Crawl always starts from server root

Bren9393 / skipfish

Automatically exported from code.google.com/p/skipfish

Apache License 2.0

0 stars 0 forks source link

Crawl always starts from server root #193

Closed GoogleCodeExporter closed 8 years ago

GoogleCodeExporter commented 8 years ago

When calling skipfish as:

./skipfish -o ../out https://test.com/foo/bar/baz.html

The crawler always starts from https://test.com/, ignoring path and parameters 
(and from looking at the code in database.c, it seems it does this every time a 
link points to a new host).

I'd like to submit a patch to change this behavior (through a command-line 
switch), but before I do that I'd like to know the rationale for current code, 
in order not to break any useful use case.

Best regards,
Mattia

Original issue reported on code.google.com by mattiaba...@gmail.com on 1 Jul 2013 at 8:45

GoogleCodeExporter commented 8 years ago

There is a separate command-line parameter to limit the scan to a specific path 
(or exclude specific paths). Without it, the scanner simply takes any number of 
"seed" URLs in the command line, but it brute-forces the entire site.
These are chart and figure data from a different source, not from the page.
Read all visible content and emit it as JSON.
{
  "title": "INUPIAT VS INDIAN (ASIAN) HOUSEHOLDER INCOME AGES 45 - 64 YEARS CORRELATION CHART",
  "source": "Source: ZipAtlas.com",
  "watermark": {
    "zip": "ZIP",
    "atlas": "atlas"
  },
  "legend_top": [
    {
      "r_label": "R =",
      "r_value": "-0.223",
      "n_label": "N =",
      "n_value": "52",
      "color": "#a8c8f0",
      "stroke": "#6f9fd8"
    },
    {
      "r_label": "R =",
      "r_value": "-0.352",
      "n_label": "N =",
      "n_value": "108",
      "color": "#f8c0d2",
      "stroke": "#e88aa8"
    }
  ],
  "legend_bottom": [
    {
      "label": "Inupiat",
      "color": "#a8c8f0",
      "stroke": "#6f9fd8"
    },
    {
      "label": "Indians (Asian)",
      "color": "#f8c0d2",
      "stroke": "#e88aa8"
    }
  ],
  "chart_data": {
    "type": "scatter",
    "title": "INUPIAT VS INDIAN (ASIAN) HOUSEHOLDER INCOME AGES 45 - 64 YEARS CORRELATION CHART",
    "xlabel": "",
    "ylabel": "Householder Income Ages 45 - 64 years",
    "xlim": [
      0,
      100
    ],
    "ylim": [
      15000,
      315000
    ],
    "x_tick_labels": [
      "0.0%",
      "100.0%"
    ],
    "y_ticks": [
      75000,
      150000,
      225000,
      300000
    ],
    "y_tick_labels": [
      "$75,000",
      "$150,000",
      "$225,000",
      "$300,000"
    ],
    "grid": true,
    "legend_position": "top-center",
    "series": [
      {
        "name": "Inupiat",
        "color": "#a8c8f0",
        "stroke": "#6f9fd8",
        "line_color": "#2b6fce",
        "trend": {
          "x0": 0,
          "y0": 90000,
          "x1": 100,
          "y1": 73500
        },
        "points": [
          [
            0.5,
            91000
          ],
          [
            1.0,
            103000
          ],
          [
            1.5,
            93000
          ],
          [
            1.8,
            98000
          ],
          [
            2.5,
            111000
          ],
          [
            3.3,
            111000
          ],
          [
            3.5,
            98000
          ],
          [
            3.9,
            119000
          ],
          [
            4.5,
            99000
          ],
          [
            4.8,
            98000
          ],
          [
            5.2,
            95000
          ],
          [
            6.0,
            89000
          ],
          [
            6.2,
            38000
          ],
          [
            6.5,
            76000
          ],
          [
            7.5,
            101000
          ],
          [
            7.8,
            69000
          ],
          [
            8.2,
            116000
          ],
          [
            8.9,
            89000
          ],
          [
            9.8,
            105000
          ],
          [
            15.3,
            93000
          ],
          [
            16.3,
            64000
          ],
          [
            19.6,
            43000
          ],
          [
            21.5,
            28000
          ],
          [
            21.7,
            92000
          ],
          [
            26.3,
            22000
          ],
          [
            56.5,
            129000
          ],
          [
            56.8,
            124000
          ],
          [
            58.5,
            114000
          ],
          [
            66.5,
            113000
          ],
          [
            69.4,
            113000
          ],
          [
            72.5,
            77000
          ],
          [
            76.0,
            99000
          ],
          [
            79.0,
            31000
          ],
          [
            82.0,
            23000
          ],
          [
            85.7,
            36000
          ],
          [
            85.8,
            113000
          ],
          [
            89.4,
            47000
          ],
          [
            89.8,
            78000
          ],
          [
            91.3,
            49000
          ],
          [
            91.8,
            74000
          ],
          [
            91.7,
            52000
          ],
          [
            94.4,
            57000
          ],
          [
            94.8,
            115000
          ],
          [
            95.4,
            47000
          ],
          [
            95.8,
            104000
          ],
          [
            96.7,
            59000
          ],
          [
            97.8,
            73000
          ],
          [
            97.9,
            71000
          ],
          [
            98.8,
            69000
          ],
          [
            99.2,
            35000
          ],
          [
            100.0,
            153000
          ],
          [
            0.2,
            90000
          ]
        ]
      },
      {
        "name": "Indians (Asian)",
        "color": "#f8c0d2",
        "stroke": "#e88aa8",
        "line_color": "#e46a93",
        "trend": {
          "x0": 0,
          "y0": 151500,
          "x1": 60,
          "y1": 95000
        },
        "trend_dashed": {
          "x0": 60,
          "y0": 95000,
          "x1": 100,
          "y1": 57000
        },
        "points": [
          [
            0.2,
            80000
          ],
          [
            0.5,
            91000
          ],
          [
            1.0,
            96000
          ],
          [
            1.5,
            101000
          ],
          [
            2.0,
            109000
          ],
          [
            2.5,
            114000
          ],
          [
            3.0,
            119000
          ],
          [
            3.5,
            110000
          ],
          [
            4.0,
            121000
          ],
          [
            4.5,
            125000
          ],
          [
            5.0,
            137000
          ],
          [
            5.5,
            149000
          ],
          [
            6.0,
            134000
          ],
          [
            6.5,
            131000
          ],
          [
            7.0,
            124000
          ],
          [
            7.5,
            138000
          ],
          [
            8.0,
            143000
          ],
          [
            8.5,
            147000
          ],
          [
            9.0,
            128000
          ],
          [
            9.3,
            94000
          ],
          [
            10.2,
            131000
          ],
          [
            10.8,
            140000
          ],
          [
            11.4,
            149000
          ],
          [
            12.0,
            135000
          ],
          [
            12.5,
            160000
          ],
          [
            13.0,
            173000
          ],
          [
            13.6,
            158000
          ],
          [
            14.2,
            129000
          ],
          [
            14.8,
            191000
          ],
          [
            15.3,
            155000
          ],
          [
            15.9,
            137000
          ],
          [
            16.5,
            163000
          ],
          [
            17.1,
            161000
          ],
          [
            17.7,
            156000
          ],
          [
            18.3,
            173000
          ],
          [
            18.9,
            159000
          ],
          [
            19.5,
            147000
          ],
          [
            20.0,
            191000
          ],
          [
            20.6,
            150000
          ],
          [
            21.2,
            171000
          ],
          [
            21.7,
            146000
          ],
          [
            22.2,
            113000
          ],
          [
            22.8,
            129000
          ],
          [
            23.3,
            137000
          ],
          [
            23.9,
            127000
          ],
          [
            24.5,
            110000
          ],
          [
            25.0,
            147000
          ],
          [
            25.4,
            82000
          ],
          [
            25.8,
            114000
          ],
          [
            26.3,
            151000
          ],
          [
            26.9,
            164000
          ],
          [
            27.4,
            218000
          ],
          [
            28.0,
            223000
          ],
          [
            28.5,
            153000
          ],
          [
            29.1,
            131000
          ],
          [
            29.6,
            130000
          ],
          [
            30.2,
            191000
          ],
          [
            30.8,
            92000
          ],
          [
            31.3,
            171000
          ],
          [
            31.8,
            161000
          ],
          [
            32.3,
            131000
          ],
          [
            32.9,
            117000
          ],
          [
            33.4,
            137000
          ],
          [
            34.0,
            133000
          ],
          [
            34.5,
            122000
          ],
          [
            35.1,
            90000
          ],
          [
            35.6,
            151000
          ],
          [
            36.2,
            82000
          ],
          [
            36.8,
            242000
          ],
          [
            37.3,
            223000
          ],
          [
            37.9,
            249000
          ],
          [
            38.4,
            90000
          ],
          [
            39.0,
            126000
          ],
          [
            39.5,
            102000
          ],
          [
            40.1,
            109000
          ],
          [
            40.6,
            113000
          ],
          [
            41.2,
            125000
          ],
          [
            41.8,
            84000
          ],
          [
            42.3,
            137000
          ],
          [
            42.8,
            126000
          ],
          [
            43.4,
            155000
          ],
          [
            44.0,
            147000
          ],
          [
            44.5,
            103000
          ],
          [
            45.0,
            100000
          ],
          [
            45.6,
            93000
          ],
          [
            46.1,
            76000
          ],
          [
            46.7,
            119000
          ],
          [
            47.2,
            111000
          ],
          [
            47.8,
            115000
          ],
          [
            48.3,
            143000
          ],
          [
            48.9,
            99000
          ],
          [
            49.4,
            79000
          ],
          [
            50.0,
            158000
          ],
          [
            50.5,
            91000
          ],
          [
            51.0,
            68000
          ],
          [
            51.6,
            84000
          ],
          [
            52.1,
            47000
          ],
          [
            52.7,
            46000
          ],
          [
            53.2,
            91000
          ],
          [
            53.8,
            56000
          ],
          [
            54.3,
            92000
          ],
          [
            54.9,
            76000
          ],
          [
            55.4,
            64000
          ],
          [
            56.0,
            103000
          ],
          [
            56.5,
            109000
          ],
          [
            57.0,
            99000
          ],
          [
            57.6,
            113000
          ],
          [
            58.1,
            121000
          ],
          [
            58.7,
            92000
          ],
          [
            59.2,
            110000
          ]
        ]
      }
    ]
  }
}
All of 
them should still get crawled, just not right away.

Original comment by lcam...@google.com on 1 Jul 2013 at 8:56

GoogleCodeExporter commented 8 years ago


To expand on what Michal said: Using -I /foo/bar/ for explicit inclusion allows 
the active testing to be limited to /foo/bar/*

Are you concerned about / or /foo/ being actively tested ? This should not 
happen with -I. Or is there a different problem ?

Original comment by niels.he...@gmail.com on 2 Jul 2013 at 8:18

GoogleCodeExporter commented 8 years ago

Original comment by niels.he...@gmail.com on 17 Nov 2013 at 8:16

Changed state: Invalid